Minggu, 24 April 2011

Pembantu Rumah Tangga

Atau mereka biasa dipanggil dengan sebutan 'mbak', 'mbok', 'bibi' (no offense untuk suku Sunda, hehe) atau ada juga tetangga saya yang memanggil PRT-nya dengan sebutan 'bude' dan 'tanta'. Di rumah saya ada seorang PRT. Mbak Eni namanya. Tapi saya beberapa kali senang memanggilnya dengan sebutan 'nyai'.

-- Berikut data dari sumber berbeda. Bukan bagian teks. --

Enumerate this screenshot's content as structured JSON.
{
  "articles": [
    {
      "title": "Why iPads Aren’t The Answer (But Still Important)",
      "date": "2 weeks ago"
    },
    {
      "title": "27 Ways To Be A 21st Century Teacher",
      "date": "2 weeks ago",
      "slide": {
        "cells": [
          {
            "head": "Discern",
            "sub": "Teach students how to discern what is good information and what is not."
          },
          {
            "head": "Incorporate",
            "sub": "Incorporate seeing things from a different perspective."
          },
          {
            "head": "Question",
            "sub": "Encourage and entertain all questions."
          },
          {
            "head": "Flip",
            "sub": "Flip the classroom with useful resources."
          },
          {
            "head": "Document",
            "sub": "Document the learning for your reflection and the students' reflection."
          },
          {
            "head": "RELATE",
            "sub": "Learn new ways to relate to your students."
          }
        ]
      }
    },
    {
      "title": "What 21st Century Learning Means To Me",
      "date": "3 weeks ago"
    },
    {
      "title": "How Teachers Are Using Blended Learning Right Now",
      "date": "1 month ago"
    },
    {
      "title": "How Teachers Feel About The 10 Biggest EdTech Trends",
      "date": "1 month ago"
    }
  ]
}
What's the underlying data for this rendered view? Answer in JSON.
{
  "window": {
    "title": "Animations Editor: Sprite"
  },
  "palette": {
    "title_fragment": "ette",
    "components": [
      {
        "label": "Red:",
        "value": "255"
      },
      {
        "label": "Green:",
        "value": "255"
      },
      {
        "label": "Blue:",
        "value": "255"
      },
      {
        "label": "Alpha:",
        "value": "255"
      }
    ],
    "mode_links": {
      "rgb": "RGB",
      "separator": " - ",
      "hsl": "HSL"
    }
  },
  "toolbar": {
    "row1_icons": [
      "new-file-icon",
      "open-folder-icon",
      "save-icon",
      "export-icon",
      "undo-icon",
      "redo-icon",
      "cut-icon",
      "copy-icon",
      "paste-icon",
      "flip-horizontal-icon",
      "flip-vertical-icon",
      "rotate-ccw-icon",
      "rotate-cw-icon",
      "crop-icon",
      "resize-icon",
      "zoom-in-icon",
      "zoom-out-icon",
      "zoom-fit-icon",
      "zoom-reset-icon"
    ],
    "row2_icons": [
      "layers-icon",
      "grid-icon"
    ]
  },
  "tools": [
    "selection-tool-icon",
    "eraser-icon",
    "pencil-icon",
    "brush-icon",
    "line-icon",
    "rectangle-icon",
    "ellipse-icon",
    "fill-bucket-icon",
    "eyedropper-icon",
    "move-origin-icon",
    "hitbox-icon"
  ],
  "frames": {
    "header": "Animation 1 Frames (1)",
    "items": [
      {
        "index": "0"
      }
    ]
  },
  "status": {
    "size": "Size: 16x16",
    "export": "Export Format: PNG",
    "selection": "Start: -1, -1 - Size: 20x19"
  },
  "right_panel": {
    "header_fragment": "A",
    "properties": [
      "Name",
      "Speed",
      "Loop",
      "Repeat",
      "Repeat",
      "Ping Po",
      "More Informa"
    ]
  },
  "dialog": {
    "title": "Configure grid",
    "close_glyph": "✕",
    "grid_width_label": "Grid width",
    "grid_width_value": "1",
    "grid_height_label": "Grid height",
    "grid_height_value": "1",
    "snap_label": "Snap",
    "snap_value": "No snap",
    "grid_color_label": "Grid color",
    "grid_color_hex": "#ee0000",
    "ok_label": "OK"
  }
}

Mbak Eni sudah bekerja di rumah saya sejak adik saya yang nomor dua berumur 3 tahun, atau saya sekitar umur 7 tahun. Kemudian dia pindah bekerja di pabrik kain dengan alasan gaji yang lebih besar saat saya berusia 12 tahun, namun kembali bekerja di rumah kami sejak 2004 sampai sekarang. Mbak Eni yang saya kenal ketika kecil jauh berbeda dengan Mbak Eni yang saya kenal pada 2004. Waktu saya kecil dulu, Mbak Eni gemar pakai celana jins pendek sobek-sobek. Lagu Elvi Sukaesih selalu terlantun lantang dan merdu dari bibirnya. Ketika saya sedikit besar, tahun 2004, Mbak Eni sudah pakai kerudung dan nggak nyanyi dangdut keras-keras lagi. Hihi.

Sebagai seorang PRT, Mbak Eni bener-bener super. Dia adalah penjaga saya, literally, karena pernah beberapa tetangga laki-laki yang kurang ajar didamprat habis sama dia. Dia juga guru ngaji Mama saya, karena dulu Mbak Eni pernah sekolah di pesantren dan ngajinya fasih sekali, merdu banget.

Aturan di rumah terhadap dia super jelas: Mbak Eni itu tugasnya bantu, bukan mengerjakan semuanya. Apalagi kalau sudah selesai Magrib, kecuali terdesak, itu sudah jadi haknya Mbak Eni untuk having her her-time. Terpaksa deh, gue cuci piring sendiri. Ahahaha.

Kami sangat dekat dengan Mbak Eni. Dia hapal betul tabiat masing-masing anggota keluarga saya. Kapan saya bad mood, kapan adek-adek saya ngambek, kapan Mama saya PMS, dan kapan Papa saya sensi. Dia hafal dan tahu persis how to handle us.

Malam ini, nggak ada Mbak Eni di rumah. Dia sedang cuti. Cieh. Mau nonton Uje (Ustad Jeffry) di masjid kampungnya di Parung. Tadi saya sempat mampir ke kamarnya untuk mengambil beberapa baju yang disetrikanya (dia memang suka menyetrika di kamar sendiri). Saya lalu terpaku pada sebuah baju. Baju muslim atasan warna hitam. Setelah saya ingat-ingat, Mbak Eni selalu (selalu, lho) pakai baju hitam itu setiap menghadiri acara yang menurutnya penting, seperti perkawinan kerabatnya di kampung. Saya lalu diam sejenak. Mikir.

Bagaimana bisa, setahun kemarin saya sudah menghasilkan uang sendiri, tapi belum pernah sekalipun membelikan dia baju bagus untuk ke pesta? Berapa sih, paling harganya? 175ribu? 250ribu? Astaga.

Saya makin diam. Malu, sih. Malu karena sadar saya begitu pelit. Disaat saya beli baju baru beberapa potong, saya malah nggak ingat sama sekali dengan Mbak Eni yang kamarnya persis di sebelah kamar saya. Padahal setiap hari dia yang urus semua urusan pribadi saya, mencuci baju saya dan merapihkan kamar saya. Pokoknya dia baik banget sama saya. Harusnya saya bisa kasih sesuatu sebagai balasan semua perbuatan baiknya.

Saya harus, paling tidak, sekali membelikannya baju pesta. Supaya dia gaya diantara teman-temannya. Oh iya, buat Ummi juga (ummi adalah mamanya Mbak Eni, waktu kecil saya suka main ke Parung dan ummi menganggap saya cucu sendiri. Manis, deh).

Yah. Wacana mengenai hak PRT memang masih alot dibahas dimana-mana. Pemerintah sih, tampaknya agak sulit diharapkan untuk memberikan naungan yang baik bagi mereka. Sebagai masyarakat yang sekolah cukup tinggi dan punya hati, baiknya memang saya mulai dari rumah. Berempati dan menghargai hak-hak Mbak Eni.

Tuhan. Semoga kuburan saya nggak sempit karena sempat terlalu pelit. Amin.